Six weeks into lockdown I noticed something. Our standups were efficient. Our code reviews were thorough. Our sprint velocity was steady. And I was pretty sure at least two people on the team were quietly falling apart. Not because the work was hard. Because they hadn't had a genuine human conversation with a colleague in weeks.
What You Need to Know
- Remote work solves the logistics of collaboration but kills the ambient human connection that teams depend on
- Culture doesn't transfer to video calls automatically. It has to be redesigned for the medium.
- Small, deliberate rituals matter more than big gestures
- Watching for withdrawal is a leadership skill that remote work makes essential
The Design Problem
I think about this the way I think about any design problem. You have users (the team) with needs (connection, belonging, psychological safety) using an interface (remote tools) that wasn't designed for those needs. The interface is optimised for task completion. It's terrible for the ambient social layer that makes a group of professionals feel like a team.
In the office, connection happens by accident. You overhear a conversation and join in. You sit next to someone at lunch who you don't normally work with. You notice when someone's having a bad day because you can see their face.
Remote work strips out all the accidental connection. What's left is intentional connection, and most teams aren't building any.
55%
of remote workers reported feeling disconnected from colleagues during NZ lockdown
Source: AUT NZ Work Research Institute, Wellbeing & Remote Work Survey, 2020
What We Tried
The Non-Work Check-In
Every morning, before the standup, we spend five to ten minutes talking about anything that isn't work. What people watched last night. What they cooked. How their kids are handling it. Whether their flatmate is driving them mad.
This felt inefficient at first. It's not. It's the minimum viable version of the hallway conversation, the coffee queue chat, the before-meeting small talk that creates social bonds. Without it, your team becomes a group of contractors who happen to use the same Slack workspace.
Virtual Coffee (Randomised Pairs)
Once a week, we randomly pair two team members for a twenty-minute video call. No agenda. No work topics required. Just two people having a conversation. Some of these are awkward. Most aren't. A few have been genuinely meaningful, connecting people who rarely interact in their normal project work.
You can't design spontaneity. A random pairing with no agenda and no expectation is about as close to a hallway encounter as remote work gets.
Rainui Teihotua
Chief Creative Officer
Show and Tell (Fridays)
Every Friday, someone shares something. It doesn't have to be work-related. One developer showed us his sourdough starter. Another walked us through a personal coding project. Our project lead shared a te reo Māori lesson she'd been doing online.

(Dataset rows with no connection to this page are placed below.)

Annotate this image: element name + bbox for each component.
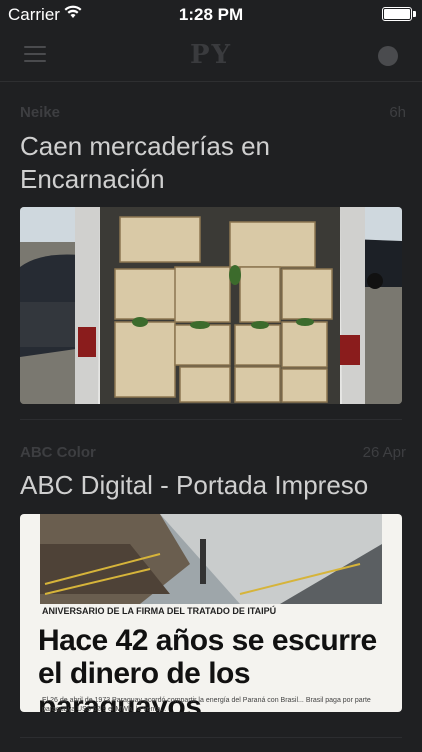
card-divider xyxy=(20,737,402,738)
newspaper-body: El 26 de abril de 1973 Paraguay acordó c… xyxy=(42,697,371,712)
status-bar: Carrier 1:28 PM xyxy=(0,0,422,30)
dam-photo xyxy=(40,514,382,604)
news-image[interactable] xyxy=(20,207,402,404)
news-source: Neike xyxy=(20,104,61,121)
profile-dot-icon[interactable] xyxy=(378,46,398,66)
card-divider xyxy=(20,419,402,420)
news-card[interactable]: Neike 6h Caen mercaderías en Encarnación xyxy=(0,82,422,422)
news-time: 6h xyxy=(389,104,406,121)
news-time: 26 Apr xyxy=(362,444,406,461)
app-logo: PY xyxy=(189,40,233,70)
news-title[interactable]: ABC Digital - Portada Impreso xyxy=(20,469,402,502)
navigation-bar: PY xyxy=(0,30,422,82)
newspaper-caption: ANIVERSARIO DE LA FIRMA DEL TRATADO DE I… xyxy=(42,606,277,616)
news-image[interactable]: ANIVERSARIO DE LA FIRMA DEL TRATADO DE I… xyxy=(20,514,402,712)
produce-van-photo xyxy=(20,207,402,404)
news-source: ABC Color xyxy=(20,444,96,461)
battery-icon xyxy=(382,7,416,21)
news-title[interactable]: Caen mercaderías en Encarnación xyxy=(20,130,402,196)
news-card[interactable]: ABC Color 26 Apr ABC Digital - Portada I… xyxy=(0,422,422,752)
clock: 1:28 PM xyxy=(178,5,244,24)
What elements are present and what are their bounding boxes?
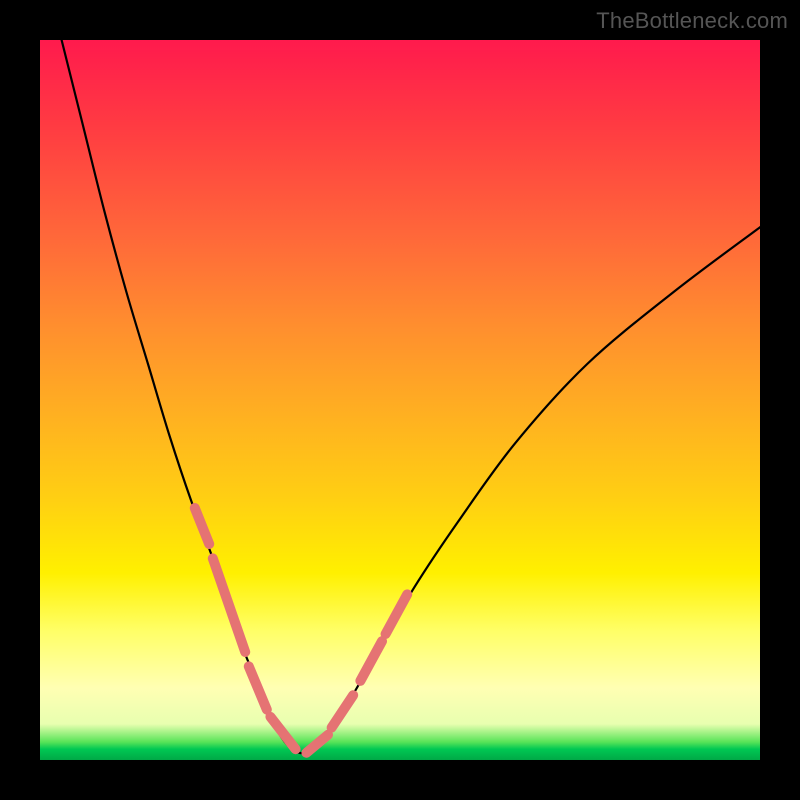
pink-dash-overlay xyxy=(195,508,407,753)
overlay-dash xyxy=(195,508,209,544)
overlay-dash xyxy=(386,594,408,634)
plot-area xyxy=(40,40,760,760)
overlay-dash xyxy=(249,666,267,709)
overlay-dash xyxy=(306,735,328,753)
overlay-dash xyxy=(332,695,354,727)
chart-frame: TheBottleneck.com xyxy=(0,0,800,800)
overlay-dash xyxy=(360,641,382,681)
curve-svg xyxy=(40,40,760,760)
watermark-text: TheBottleneck.com xyxy=(596,8,788,34)
overlay-dash xyxy=(213,558,245,652)
overlay-dash xyxy=(270,717,295,749)
bottleneck-curve xyxy=(62,40,760,753)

The point isn't the content. It's the vulnerability of sharing something personal with colleagues. That vulnerability builds trust faster than any team-building exercise I've encountered.
The Camera Convention
We settled on a rule: cameras on for meetings, cameras optional for focus work calls. The distinction matters. Meetings are social. You need faces. But when two developers are pairing on a bug, forcing cameras adds nothing except self-consciousness.
What I'm Watching For
The Quiet Withdrawal
The biggest risk in remote teams isn't conflict. It's withdrawal. Someone who stops contributing in discussions. Someone who turns their camera off more often. Someone whose Slack messages get shorter and less frequent.
In an office, you'd notice. You'd see the body language. You'd catch them staring at their screen with that specific kind of blankness that means they're not thinking about code. Remote makes withdrawal invisible until it's serious.
I've started paying attention to participation patterns the way I pay attention to design patterns. Who spoke in the meeting? Who didn't? Has someone gone quiet who's normally engaged? These signals aren't metrics. They're design cues for the team experience.
The Overwork Trap
Some people respond to isolation by overworking. They fill the loneliness with tasks. They stay online late because there's nothing else to do and working feels productive. From a delivery perspective, this looks great. High output. Always available.
It's not great. It's someone substituting work for human connection, and it's unsustainable. When we see someone consistently online past hours, the response isn't praise. It's a conversation. Usually that conversation reveals something worth knowing.
Design Principles for Remote Culture
After six weeks, I've landed on a few principles that feel right:
Make the implicit explicit. Everything that happened naturally in the office needs a deliberate mechanism remotely. Connection, mentoring, feedback, recognition, none of it happens by default anymore.
Design for the introverts. Not everyone thrives in video calls. Some people connect better through writing, through shared documents, through async collaboration. A remote culture that only values speaking up in meetings will lose its quieter contributors.
Rituals beat events. A weekly random coffee pairing builds more connection than a monthly virtual quiz night. Frequency and consistency matter more than novelty.
Watch for silence. In a remote team, silence isn't golden. It's a warning sign. Someone who goes quiet needs a check-in, not space.
We're learning this as we go. I don't think anyone has it figured out. But treating team experience as a design problem, with the same rigour we apply to user experience, feels like the right frame.